D’abord, sur le plan diplomatique, elle place le Rwanda dans une posture nouvelle : non plus un acteur accusé par des tiers, mais un acteur qui admet officiellement une implication directe dans un dossier interne congolais.
Ensuite, sur le plan du droit international, elle alimente les accusations de Kinshasa sur une atteinte à sa souveraineté territoriale. Admettre une coordination sécuritaire avec un groupe armé combattant l’armée d’un État voisin revient à reconnaître une forme d’ingérence.
Enfin, sur le plan régional, elle confirme que la crise du M23 n’est plus seulement une rébellion congolaise, mais un enjeu stratégique impliquant ouvertement le Rwanda, avec tout ce que cela suppose en termes de risques d’escalade et de recomposition des alliances.
Cette évolution pourrait accentuer la pression exercée par certains partenaires internationaux du Rwanda, notamment aux États-Unis et dans l’Union européenne, qui appellent officiellement à la fin de tout soutien au M23.
Les «Washington Accords» : feuille de route ou habillage politique ?
Le document inscrit cette coordination dans le cadre des «Washington Accords», présentés comme un mécanisme devant conduire, à terme, à un retrait progressif du soutien rwandais, proportionnel au démantèlement des FDLR. Mais cette promesse soulève plusieurs interrogations fondamentales :
- Qui détermine objectivement que les FDLR sont neutralisés ?
- Quels mécanismes indépendants garantissent la fin effective de cette coordination?
- Le M23 peut-il réellement être considéré comme un outil temporaire, alors qu’il administre déjà des territoires et s’inscrit dans la durée ?

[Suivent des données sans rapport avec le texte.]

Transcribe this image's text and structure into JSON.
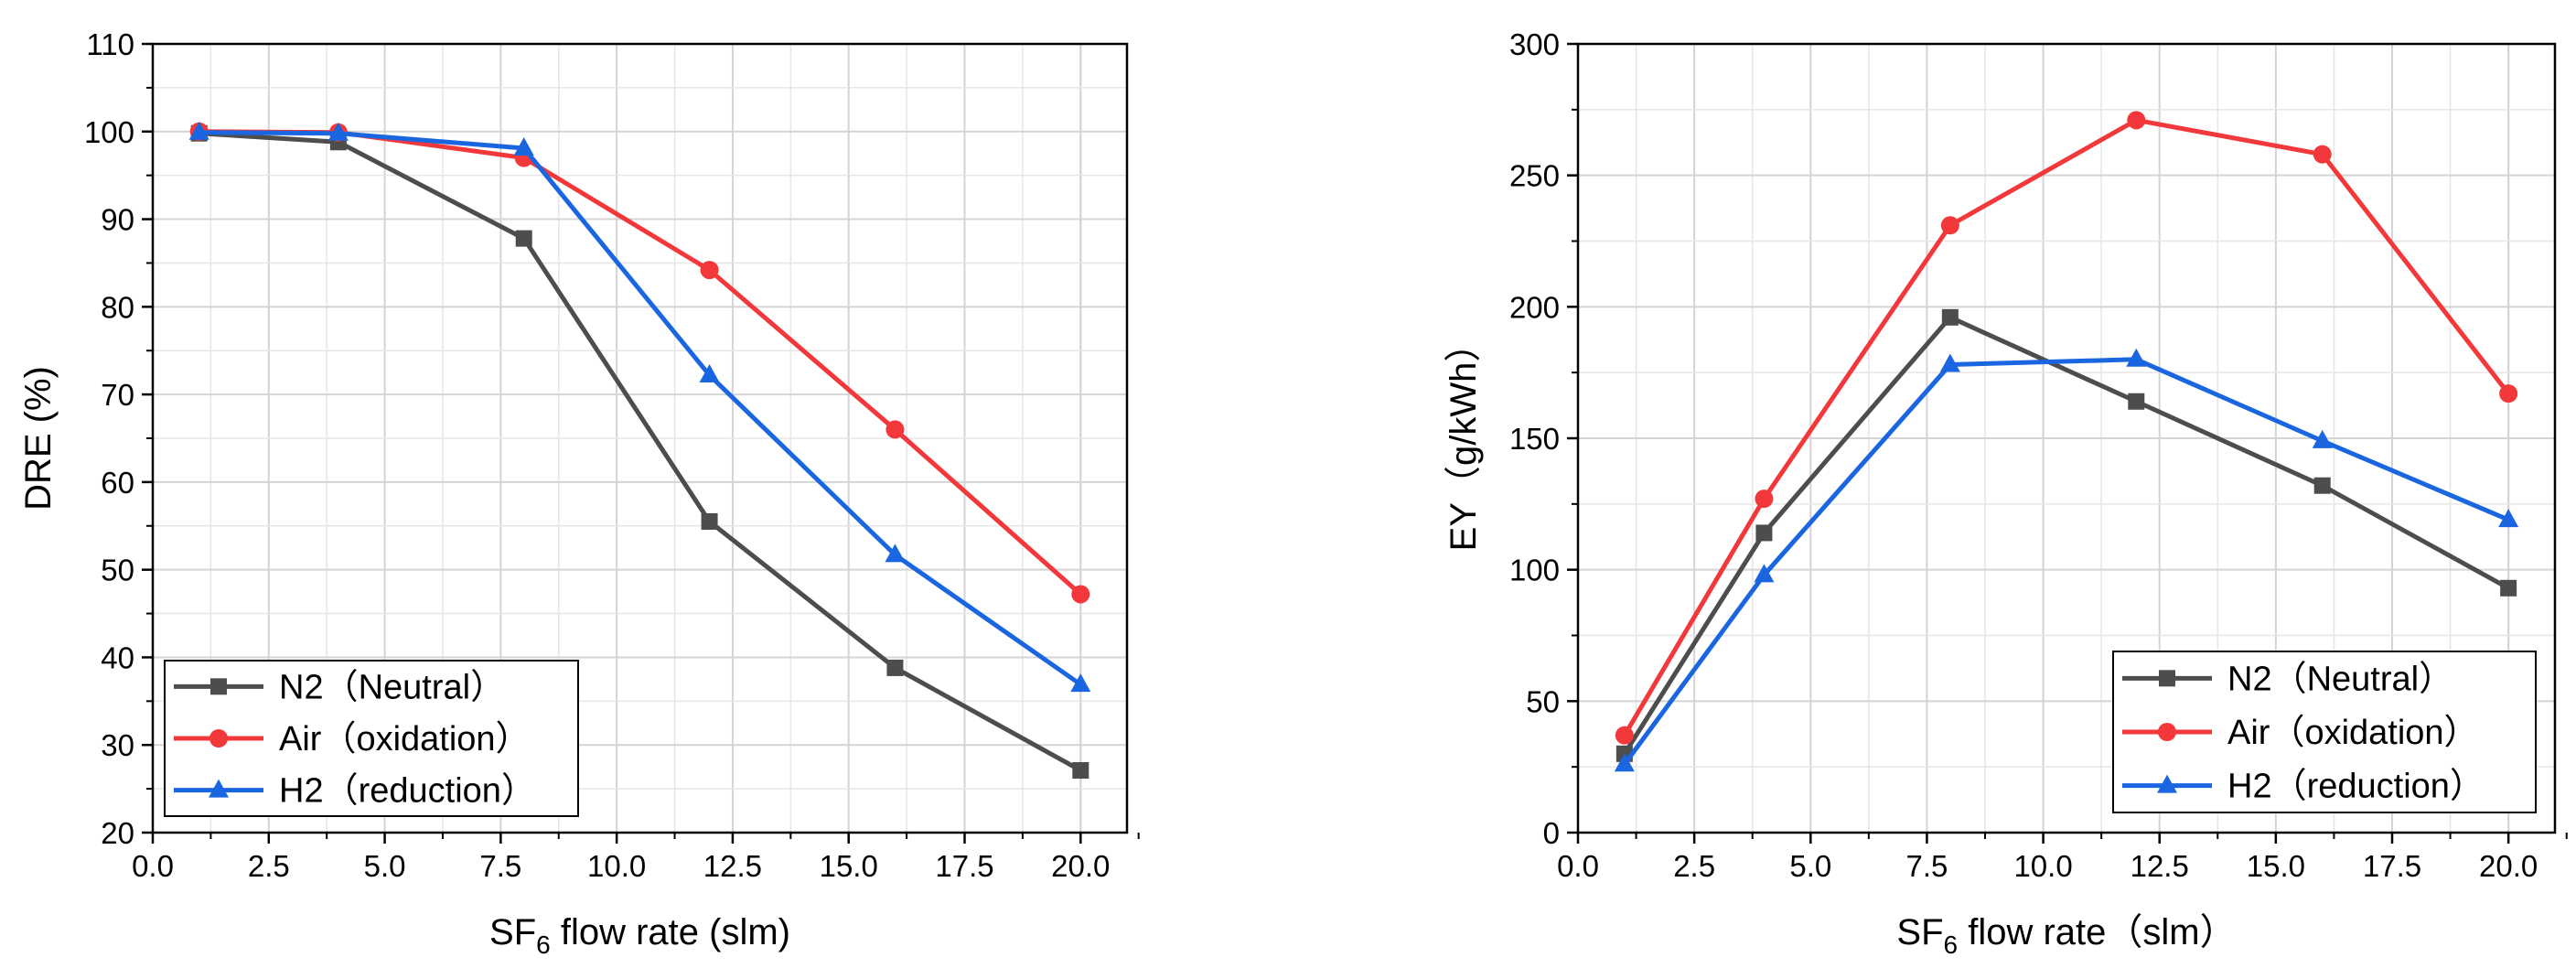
{
  "chart_data": [
    {
      "type": "line",
      "xlabel_main": "SF",
      "xlabel_sub": "6",
      "xlabel_rest": " flow rate (slm)",
      "ylabel": "DRE (%)",
      "xlim": [
        0,
        21
      ],
      "ylim": [
        20,
        110
      ],
      "xticks": [
        0,
        2.5,
        5,
        7.5,
        10,
        12.5,
        15,
        17.5,
        20
      ],
      "xtick_labels": [
        "0.0",
        "2.5",
        "5.0",
        "7.5",
        "10.0",
        "12.5",
        "15.0",
        "17.5",
        "20.0"
      ],
      "yticks": [
        20,
        30,
        40,
        50,
        60,
        70,
        80,
        90,
        100,
        110
      ],
      "ytick_labels": [
        "20",
        "30",
        "40",
        "50",
        "60",
        "70",
        "80",
        "90",
        "100",
        "110"
      ],
      "grid": true,
      "legend_position": "bottom-left",
      "x": [
        1,
        4,
        8,
        12,
        16,
        20
      ],
      "series": [
        {
          "name": "N2（Neutral）",
          "color": "#4d4d4d",
          "marker": "square",
          "values": [
            99.8,
            98.8,
            87.8,
            55.5,
            38.8,
            27.1
          ]
        },
        {
          "name": "Air（oxidation）",
          "color": "#f2383a",
          "marker": "circle",
          "values": [
            100,
            99.9,
            97.0,
            84.2,
            66.0,
            47.2
          ]
        },
        {
          "name": "H2（reduction）",
          "color": "#1a66e0",
          "marker": "triangle",
          "values": [
            99.9,
            99.8,
            98.1,
            72.2,
            51.7,
            36.9
          ]
        }
      ]
    },
    {
      "type": "line",
      "xlabel_main": "SF",
      "xlabel_sub": "6",
      "xlabel_rest": " flow rate（slm）",
      "ylabel": "EY（g/kWh）",
      "xlim": [
        0,
        21
      ],
      "ylim": [
        0,
        300
      ],
      "xticks": [
        0,
        2.5,
        5,
        7.5,
        10,
        12.5,
        15,
        17.5,
        20
      ],
      "xtick_labels": [
        "0.0",
        "2.5",
        "5.0",
        "7.5",
        "10.0",
        "12.5",
        "15.0",
        "17.5",
        "20.0"
      ],
      "yticks": [
        0,
        50,
        100,
        150,
        200,
        250,
        300
      ],
      "ytick_labels": [
        "0",
        "50",
        "100",
        "150",
        "200",
        "250",
        "300"
      ],
      "grid": true,
      "legend_position": "bottom-right",
      "x": [
        1,
        4,
        8,
        12,
        16,
        20
      ],
      "series": [
        {
          "name": "N2（Neutral）",
          "color": "#4d4d4d",
          "marker": "square",
          "values": [
            30,
            114,
            196,
            164,
            132,
            93
          ]
        },
        {
          "name": "Air（oxidation）",
          "color": "#f2383a",
          "marker": "circle",
          "values": [
            37,
            127,
            231,
            271,
            258,
            167
          ]
        },
        {
          "name": "H2（reduction）",
          "color": "#1a66e0",
          "marker": "triangle",
          "values": [
            26,
            98,
            178,
            180,
            149,
            119
          ]
        }
      ]
    }
  ]
}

Pour plusieurs observateurs, cette référence aux accords de Washington ressemble autant à une tentative d’encadrement diplomatique qu’à un moyen de légitimer a posteriori une politique déjà en cours.
Entre droit à la sécurité et violation de souveraineté.
Au cœur de ce dossier demeure une question non résolue : où s’arrête le droit d’un État à assurer sa sécurité, et où commence la violation de la souveraineté d’un autre ?
Le Rwanda invoque l’autodéfense. La RDC dénonce une agression indirecte. Entre ces deux positions, les civils de l’Est congolais continuent de payer le prix le plus lourd : déplacements massifs, violences armées, effondrement économique et humanitaire.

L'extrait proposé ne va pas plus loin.